The summary method for aedseo objects provides a concise summary of your automated early detection of seasonal epidemic onset (AEDSEO) analysis. You can use it to retrieve important information about your analysis, including the latest growth warning and the total number of growth warnings:

summary(aedseo_results)
#> Summary of aedseo Object
#> 
#>     Called using distributional family:
#>       quasipoisson
#> 
#>     Window size for growth rate estimation and
#>     calculation of sum of cases:
#>       5
#> 
#>     Disease specific threshold:
#>       2000
#> 
#>     Reference time point:
#>       2012-12-21
#> 
#>     Sum of cases at reference time point:
#>       12468
#>     Latest sum of cases warning:
#>       2012-12-21
#> 
#>     Growth rate estimate at reference time point:
#>       Estimate   Lower (2.5%)   Upper (97.5%)

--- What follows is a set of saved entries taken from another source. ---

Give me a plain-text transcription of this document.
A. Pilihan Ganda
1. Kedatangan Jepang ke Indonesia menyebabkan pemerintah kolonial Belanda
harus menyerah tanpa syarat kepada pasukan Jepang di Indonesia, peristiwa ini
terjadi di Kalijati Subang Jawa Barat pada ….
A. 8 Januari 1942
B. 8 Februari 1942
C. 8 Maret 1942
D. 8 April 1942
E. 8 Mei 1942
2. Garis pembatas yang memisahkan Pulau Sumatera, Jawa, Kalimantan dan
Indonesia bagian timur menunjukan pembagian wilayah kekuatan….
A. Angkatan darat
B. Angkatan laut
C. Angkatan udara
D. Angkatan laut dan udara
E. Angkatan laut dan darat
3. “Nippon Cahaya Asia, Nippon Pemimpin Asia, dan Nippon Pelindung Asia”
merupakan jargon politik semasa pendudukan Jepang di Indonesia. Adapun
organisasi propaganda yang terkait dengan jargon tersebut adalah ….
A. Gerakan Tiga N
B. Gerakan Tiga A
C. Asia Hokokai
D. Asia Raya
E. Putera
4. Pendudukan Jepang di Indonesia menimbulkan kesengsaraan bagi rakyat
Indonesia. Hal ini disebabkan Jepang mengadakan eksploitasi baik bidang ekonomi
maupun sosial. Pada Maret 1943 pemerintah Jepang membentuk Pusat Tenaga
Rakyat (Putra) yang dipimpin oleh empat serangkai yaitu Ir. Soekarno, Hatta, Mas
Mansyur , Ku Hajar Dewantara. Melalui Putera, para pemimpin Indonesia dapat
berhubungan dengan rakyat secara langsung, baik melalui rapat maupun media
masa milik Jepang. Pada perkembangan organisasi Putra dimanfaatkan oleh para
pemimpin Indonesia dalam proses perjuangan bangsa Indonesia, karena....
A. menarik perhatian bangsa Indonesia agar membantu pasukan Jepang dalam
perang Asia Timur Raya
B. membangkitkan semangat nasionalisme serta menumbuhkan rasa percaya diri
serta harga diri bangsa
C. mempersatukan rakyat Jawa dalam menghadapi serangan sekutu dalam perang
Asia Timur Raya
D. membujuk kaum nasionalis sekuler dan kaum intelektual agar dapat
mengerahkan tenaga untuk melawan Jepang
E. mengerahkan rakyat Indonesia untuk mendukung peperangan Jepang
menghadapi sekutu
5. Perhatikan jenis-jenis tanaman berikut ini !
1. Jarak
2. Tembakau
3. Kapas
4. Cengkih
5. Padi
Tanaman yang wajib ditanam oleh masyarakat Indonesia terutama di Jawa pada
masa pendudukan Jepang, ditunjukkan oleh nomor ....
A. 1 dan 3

#>          0.131     0.091          0.171
#> 
#>     Total number of growth warnings in the series:
#>       59
#>     Latest growth warning:
#>       2012-12-21
#> 
#>     Latest seasonal onset alarm:
#>       2012-12-21

The summary method generates a summary message that includes details such as the reference time point, growth rate estimates, and the number of growth warnings in the series. It helps you quickly assess the key findings of your analysis.